Ansia: quali sono le tipologie più diffuse?

La forma in assoluto più diffusa è sicuramente l’ansia generalizzata: ovvero la paura di non riuscire a sostenere tutti i momenti che la quotidianità ci costringe ad affrontare. Chi soffre di questo disturbo, tende a sovrastimare questi impegni: impegni che teoricamente dovrebbero essere di normale amministrazione, ma che invece diventano quasi degli ostacoli insormontabili. È una condizione che peggiora col tempo, e che può annullare la vita sociale e quella lavorativa. Un altro tipo molto comune è l’ansia anticipatoria: una forma di paura derivante dall’attesa dell’ansia, i cui sintomi possono essere approfonditi sul sito combatterelansia.com. Per riassumerli, generalmente colpisce al mattino e rende quasi impossibile alzarsi dal letto per affrontare la giornata: anche impegni semplici come fare colazione o uscire per comprare il giornale.

Quali sono gli altri tipi di ansia?

Sono numerose le forme di ansia che possono colpire una persona. Intanto c’è la depressione che, pur essendo diversa dall’ansia, porta con sé una forma di negatività che lascia corpo e mente in uno stato di costante allerta. In questo caso si parla, infatti, di ansia da pessimismo. Poi ci sono gli attacchi dovuti all’ansia da panico: vengono generati da elementi che ci provocano paura, e spingono il corpo a reagire all’improvviso. Sono anche i più complessi da gestire, proprio perché spesso legati a reazioni istintive (come nel caso della tripofobia). Ovviamente, anche stress e fobie varie generano stati ansiogeni.

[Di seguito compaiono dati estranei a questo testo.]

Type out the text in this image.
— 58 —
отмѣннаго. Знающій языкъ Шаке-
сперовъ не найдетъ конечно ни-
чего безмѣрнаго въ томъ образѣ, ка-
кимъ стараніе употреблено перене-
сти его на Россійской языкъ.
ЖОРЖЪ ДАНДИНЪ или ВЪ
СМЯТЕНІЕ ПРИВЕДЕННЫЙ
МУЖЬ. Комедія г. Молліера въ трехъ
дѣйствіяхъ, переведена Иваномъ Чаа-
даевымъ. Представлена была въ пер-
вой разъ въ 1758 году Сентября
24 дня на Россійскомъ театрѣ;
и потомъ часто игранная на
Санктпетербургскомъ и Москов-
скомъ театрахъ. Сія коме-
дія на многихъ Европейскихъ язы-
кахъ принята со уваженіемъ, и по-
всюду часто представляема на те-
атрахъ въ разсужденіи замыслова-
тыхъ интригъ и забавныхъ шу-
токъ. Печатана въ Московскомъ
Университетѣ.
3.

Ansia: sintomi, effetti e rimedi

I sintomi dell’ansia possono essere diversi: oltre a quelli mentali, anche il fisico ne risente. Generalmente tutto parte da un segnale del cervello, che spinge i muscoli a contrarsi e il respiro ad accelerare, insieme al battito cardiaco. È la reazione che il corpo assume quando si trova in pericolo. Ciò può provocare giramenti di testa, perdita dell’orientamento, e anche sensazioni di disagio sociale. L’ansia comunque può essere combattuta con discipline olistiche come lo yoga, ma anche facendo attività fisica. Pure il lavoro è un’ottima cura: concentrandosi su questo, e ottenendo risultati, si acquista maggiore fiducia in se stessi e nel mondo.